How about the recent headlines made by Prof. Siegel of Wharton fame, calling for the Dow to hit 15,000, maybe even 17,000? (see http://www.cnbc.com/id/46368101). The broken record message of an old bull?
My opinion, save, re-invest and dollar cost average is good and easier to do. But opportunistic times entry is quite challenge. Market timing in my opinion is more art than science. Or you guys have better idea to achieve this, mind share the secrets with us?
I'd say this article is right on time. Helps people stay cool while the market is irrestonal.
Listening to them bicker and negotiate gets real old... it's like the destitute cousin begging your rich Uncle Vinny for money... you know everybody has those two characters in their family yeah?
Problem with Greece is that the corrupt people leading that place still have nothing to lose whether Athens stays in the EU or whather it goes back the drachma (sp?). So they can play the austerity game as long as the Germanys and Frances of the world demand it and yet never make any true reforms of the system. Then if the EU and the banks get tired of Greece's game and kick them out of the currency, that's a win for these same elites because they'll be able to print themselves money while the rest of their country drowns in hyperinflation.
What's weird about Greece thing is that everybody seems to forget about 2010 when there was a "big Greece panic" that drove down the market and then there was the "Huge Greek Bailout."
Here we are two years later, and basically nothing has changed -- only the Greek economy is even worse shape and the debt problem has grown.
I wrote about the original "Baklava Bailout" on my blog in 2010. Check out my shopping list from back then. Not bad!!
"But you might notice that Roubini has a habit of getting bullish at exactly the wrong time."
Good point, Mr.Roubini is the caller of Doomday, he has a tracking record to call the bear, not the bull.

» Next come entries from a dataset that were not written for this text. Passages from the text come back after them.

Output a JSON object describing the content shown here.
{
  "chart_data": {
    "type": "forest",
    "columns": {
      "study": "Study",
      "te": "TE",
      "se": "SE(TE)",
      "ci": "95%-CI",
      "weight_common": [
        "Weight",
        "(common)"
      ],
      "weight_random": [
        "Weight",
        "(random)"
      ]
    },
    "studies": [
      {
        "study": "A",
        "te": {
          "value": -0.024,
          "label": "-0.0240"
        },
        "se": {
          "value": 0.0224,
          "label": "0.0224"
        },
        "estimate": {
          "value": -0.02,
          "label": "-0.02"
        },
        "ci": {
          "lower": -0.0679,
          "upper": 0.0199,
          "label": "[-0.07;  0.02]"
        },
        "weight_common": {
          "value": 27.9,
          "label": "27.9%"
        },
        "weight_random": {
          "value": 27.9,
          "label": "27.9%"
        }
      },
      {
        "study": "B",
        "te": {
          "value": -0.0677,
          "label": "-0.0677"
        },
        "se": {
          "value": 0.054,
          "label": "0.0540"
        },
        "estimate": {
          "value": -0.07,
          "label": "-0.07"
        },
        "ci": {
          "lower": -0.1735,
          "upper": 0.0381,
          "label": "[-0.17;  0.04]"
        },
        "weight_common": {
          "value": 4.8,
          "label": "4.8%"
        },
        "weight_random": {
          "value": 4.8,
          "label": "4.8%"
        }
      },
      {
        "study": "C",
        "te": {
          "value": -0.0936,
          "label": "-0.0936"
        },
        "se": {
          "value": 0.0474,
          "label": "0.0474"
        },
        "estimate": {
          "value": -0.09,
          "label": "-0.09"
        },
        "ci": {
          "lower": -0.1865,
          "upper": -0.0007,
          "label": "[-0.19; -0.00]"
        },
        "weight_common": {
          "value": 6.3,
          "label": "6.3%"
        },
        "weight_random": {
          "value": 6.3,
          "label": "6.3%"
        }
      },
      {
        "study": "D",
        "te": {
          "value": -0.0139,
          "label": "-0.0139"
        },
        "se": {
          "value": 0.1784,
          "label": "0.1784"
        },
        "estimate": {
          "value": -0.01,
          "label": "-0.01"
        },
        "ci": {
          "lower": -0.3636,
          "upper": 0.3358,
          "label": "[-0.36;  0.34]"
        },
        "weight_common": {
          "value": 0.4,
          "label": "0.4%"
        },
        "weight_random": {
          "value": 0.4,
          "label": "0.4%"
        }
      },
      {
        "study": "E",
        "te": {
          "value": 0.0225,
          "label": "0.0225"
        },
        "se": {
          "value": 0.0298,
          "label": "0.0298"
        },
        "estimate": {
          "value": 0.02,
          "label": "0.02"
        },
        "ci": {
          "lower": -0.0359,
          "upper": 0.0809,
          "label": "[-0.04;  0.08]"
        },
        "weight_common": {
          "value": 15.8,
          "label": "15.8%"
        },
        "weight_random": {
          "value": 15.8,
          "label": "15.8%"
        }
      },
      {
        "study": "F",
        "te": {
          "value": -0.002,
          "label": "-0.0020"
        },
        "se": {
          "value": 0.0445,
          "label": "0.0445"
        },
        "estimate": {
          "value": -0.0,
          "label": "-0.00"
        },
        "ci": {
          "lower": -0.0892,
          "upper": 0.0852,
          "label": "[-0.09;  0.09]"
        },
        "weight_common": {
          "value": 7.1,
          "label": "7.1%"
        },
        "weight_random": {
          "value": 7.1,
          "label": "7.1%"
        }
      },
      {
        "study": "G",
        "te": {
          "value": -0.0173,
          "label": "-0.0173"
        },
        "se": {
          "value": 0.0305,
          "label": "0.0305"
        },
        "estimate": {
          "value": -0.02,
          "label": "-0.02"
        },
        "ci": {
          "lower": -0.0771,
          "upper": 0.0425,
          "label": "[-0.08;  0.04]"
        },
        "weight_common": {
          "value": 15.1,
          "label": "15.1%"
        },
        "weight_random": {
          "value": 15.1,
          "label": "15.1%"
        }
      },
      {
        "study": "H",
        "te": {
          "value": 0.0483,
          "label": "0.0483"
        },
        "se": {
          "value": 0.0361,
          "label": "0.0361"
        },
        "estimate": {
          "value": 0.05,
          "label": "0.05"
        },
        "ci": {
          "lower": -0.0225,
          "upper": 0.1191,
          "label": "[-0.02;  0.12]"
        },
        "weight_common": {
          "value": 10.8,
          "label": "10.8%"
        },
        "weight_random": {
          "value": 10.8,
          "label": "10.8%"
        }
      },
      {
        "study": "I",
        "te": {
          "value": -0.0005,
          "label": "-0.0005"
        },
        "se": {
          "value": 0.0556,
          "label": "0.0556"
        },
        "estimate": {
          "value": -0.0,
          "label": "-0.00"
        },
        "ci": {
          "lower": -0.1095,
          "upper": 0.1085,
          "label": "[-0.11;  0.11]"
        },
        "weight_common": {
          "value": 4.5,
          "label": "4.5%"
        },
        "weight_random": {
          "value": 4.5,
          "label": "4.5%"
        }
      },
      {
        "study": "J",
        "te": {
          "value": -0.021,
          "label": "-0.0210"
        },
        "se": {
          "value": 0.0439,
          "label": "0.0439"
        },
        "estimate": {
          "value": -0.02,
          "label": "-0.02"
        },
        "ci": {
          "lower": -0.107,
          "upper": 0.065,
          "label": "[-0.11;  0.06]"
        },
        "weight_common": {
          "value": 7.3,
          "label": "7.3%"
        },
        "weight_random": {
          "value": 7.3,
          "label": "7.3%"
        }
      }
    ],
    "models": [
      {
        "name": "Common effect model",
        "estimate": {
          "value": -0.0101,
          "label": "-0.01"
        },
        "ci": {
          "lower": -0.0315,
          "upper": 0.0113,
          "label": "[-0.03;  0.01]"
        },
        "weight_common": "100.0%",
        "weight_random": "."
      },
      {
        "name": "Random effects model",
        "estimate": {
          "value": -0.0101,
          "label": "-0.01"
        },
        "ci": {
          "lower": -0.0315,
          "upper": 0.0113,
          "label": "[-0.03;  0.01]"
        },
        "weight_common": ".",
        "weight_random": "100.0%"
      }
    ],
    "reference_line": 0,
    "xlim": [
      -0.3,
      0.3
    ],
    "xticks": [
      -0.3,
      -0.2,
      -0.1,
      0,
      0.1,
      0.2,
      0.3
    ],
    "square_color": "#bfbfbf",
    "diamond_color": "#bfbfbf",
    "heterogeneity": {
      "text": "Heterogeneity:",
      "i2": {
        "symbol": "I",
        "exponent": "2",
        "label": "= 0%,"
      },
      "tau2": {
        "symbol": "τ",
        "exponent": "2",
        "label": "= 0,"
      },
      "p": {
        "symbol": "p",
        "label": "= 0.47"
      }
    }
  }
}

Just like another bear, John Paulson, who lost big time last year for his bet on bullish market.
As I mentioned yesterday, there is a good chance Volatility may start to spike again as every time it gets down to the 15-20 range it tends to bounce up again.
This again is why I bought VXX this week and last as described in the post above. I believe VXX is a great hedge to a long portfolio because you can capture profits on a volatility spike.
Action today: VXX is rising again and to me appears to have reversed its recent decline.
High-quality dividend stocks are fine. In fact they underperformed for years and they are just now performing so nothing wrong with holding them as long as you could stomach a pullback, you invest more over time, you are saving money and you are ready to buy more on market swoons.
The only way to beat the market over time is to save, re-invest, dollar cost average at opportunistic times. Even if the market pulls back or falls again I don't think we're going back to Mardh 2009 because the Central Banksters have shown they won't let that happen -- they'll prop the market up with printed money.
Think of the difference in the last ten years of the guy that sold at lows vs. the person that doubled down and added on lows. The difference between winning and losing.